Ultrastructural defects in cells lacking EB3. TEM analysis of growth-arrested, EB3-depleted hFF cells. (A) Longitudinal section of a mother centriole with subdistal appendages (sda; thick arrow). At the distal end of the centriole three vesicles are visible (v; large arrowheads). Rootlet filaments (rf) are labeled (small arrowheads). (B–D) Consecutive serial longitudinal sections of a basal body with a stumpy cilium. Vesicles (large arrowheads) are visible within the cilium. In D, the oblique sectioned daughter centriole, subdistal appendages (thick arrows) attached to the basal body and rootlet filaments (small arrowheads) can be seen. (E,F) Consecutive serial longitudinal sections of a basal body with stumpy cilium. Vesicles (large arrowheads) are accumulated within the cilium. (G) Longitudinal section of a basal body bearing a stumpy cilium. The cilium pit shows a long, tubular extension (large double arrowheads). The oblique sectioned daughter centriole is visible to the right. (H–J) Consecutive longitudinal serial sections of a basal body with stumpy cilium. The cytoplasmic area around the tip of the cilium looks distorted and many vesicles (large arrowheads) are present. In J, vesicles (large arrowhead at the bottom of the panel) can be seen, which are localized in the region of the attachment site between the transition fibers (tf; thin double arrows in I) and the membrane of the cilium pit. (K–M) Consecutive serial cross sections of a mother centriole. The transition fibers (tf; thin double arrows) attached to the distal end of the centriole are clearly visible (K). At least six subdistal appendages are associated with the centriole in a subdistal position (L, sda; thick arrow); one additional subdistal appendage is associated with the centriole in a more median to proximal position (M, thick arrow). (N) Longitudinal section of a basal body. At the left side of the centriole two subdistal appendages (sda; thick arrows) are associated, above each other, with the centriole; at the right side only one subdistal appendage (thick arrow) is present. Scale bars: J, 500 nm (applies to A-J); N, 200 nm (applies to K–N).

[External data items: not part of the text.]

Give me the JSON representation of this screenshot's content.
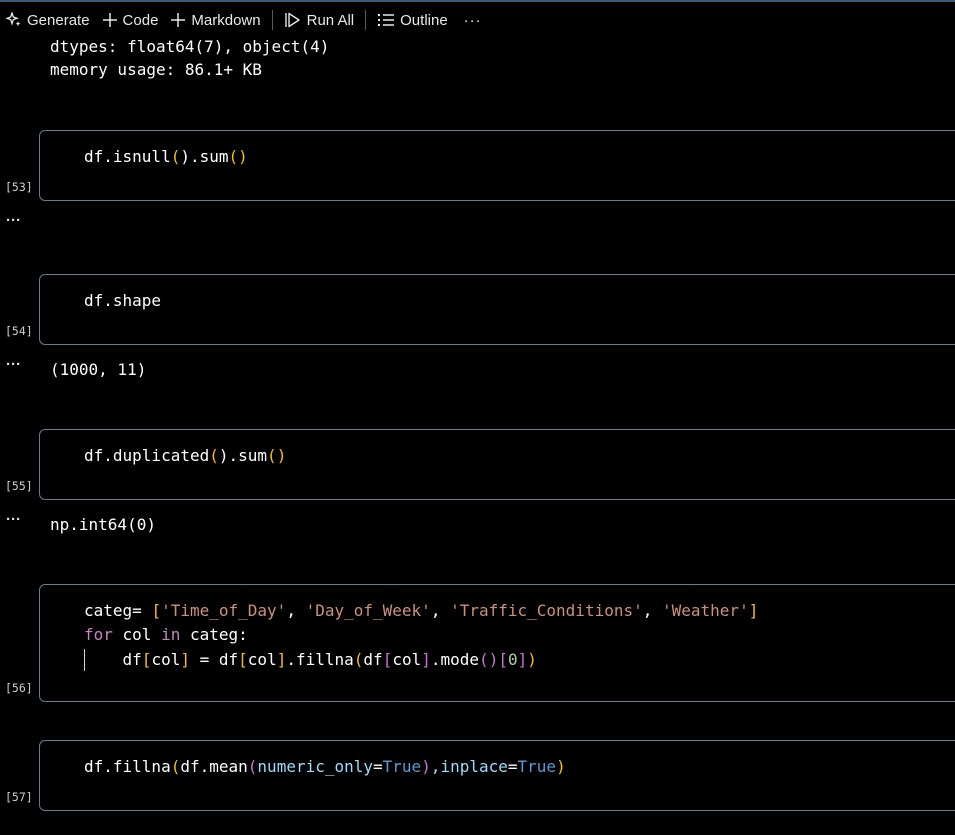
{
  "toolbar": {
    "generate_label": "Generate",
    "code_label": "Code",
    "markdown_label": "Markdown",
    "run_all_label": "Run All",
    "outline_label": "Outline",
    "more_label": "···"
  },
  "previous_output": {
    "line1": "dtypes: float64(7), object(4)",
    "line2": "memory usage: 86.1+ KB"
  },
  "cells": {
    "c53": {
      "count": "[53]",
      "tokens": [
        "df.isnull",
        "(",
        ").sum",
        "(",
        ")"
      ],
      "output_dots": "···"
    },
    "c54": {
      "count": "[54]",
      "code": "df.shape",
      "output_dots": "···",
      "output": "(1000, 11)"
    },
    "c55": {
      "count": "[55]",
      "tokens": [
        "df.duplicated",
        "(",
        ").sum",
        "(",
        ")"
      ],
      "output_dots": "···",
      "output": "np.int64(0)"
    },
    "c56": {
      "count": "[56]",
      "line1": {
        "tokens": [
          "categ= ",
          "[",
          "'Time_of_Day'",
          ", ",
          "'Day_of_Week'",
          ", ",
          "'Traffic_Conditions'",
          ", ",
          "'Weather'",
          "]"
        ]
      },
      "line2": {
        "tokens": [
          "for",
          " col ",
          "in",
          " categ:"
        ]
      },
      "line3": {
        "tokens": [
          "    df",
          "[",
          "col",
          "]",
          " = df",
          "[",
          "col",
          "]",
          ".fillna",
          "(",
          "df",
          "[",
          "col",
          "]",
          ".mode",
          "(",
          ")",
          "[",
          "0",
          "]",
          ")"
        ]
      }
    },
    "c57": {
      "count": "[57]",
      "tokens": [
        "df.fillna",
        "(",
        "df.mean",
        "(",
        "numeric_only",
        "=",
        "True",
        ")",
        ",inplace",
        "=",
        "True",
        ")"
      ]
    }
  },
  "colors": {
    "bracket_level1": "#f4c20d",
    "bracket_level2": "#d16fd6",
    "bracket_level3": "#5aa9f0",
    "string": "#ce9178",
    "keyword": "#c586c0",
    "constant": "#569cd6",
    "cell_border": "#5d7f8f"
  }
}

Cells lacking EB3 contain abnormally long rootlet filaments. (A–F) TEM analysis of growth-arrested, EB3-depleted hFFs. (A–C) Consecutive serial cross sections of a centriole displaying an elaborate and extended rootlet filament (rf) system (small arrowheads). The second centriole is sectioned in an oblique angle. (D–F) Consecutive longitudinal serial sections of both centrioles with the basal body bearing a stumpy cilium. Both centrioles display an elaborate system of rootlet filaments (small arrowheads) attached to their proximal end. Scale bar: 500 nm. (G) IFM of siRNA-treated, serum-starved hFFs stained with anti-rootletin antibody (Bahe et al., 2005). Abnormally long rootlets are seen in EB3-depleted cells (arrows in vii-ix). (H) Different RPE cell lines (see Fig. 2) analyzed by IFM with rootletin antibody. Unfocused rootletin staining (arrows) is seen in cell lines expressing GFP-EB1-C or GFP-EB3-C. Similar dispersal of phosphorylated β-catenin staining was observed in the same cell lines (data not shown). Scale bar: 3 μm (applies to G and H). (I,J) Quantification of the results shown in G and H, respectively. The x-axis depicts area of rootletin staining in μm², whereas the y-axis indicates percent of cells (44–61 cells analyzed per sample). In I, mock-, EB1 siRNA- and EB3 siRNA-treated cells are represented by black, light gray and dark gray columns, respectively. In J, GFP-, GFP-EB1-C and GFP-EB3-C expressing cells are represented by black, light gray and dark gray columns, respectively. Note that depletion of EB3 (I) or expression of GFP-EB1-C or GFP-EB3-C (J) causes an increase in the area of rootletin staining in many cells.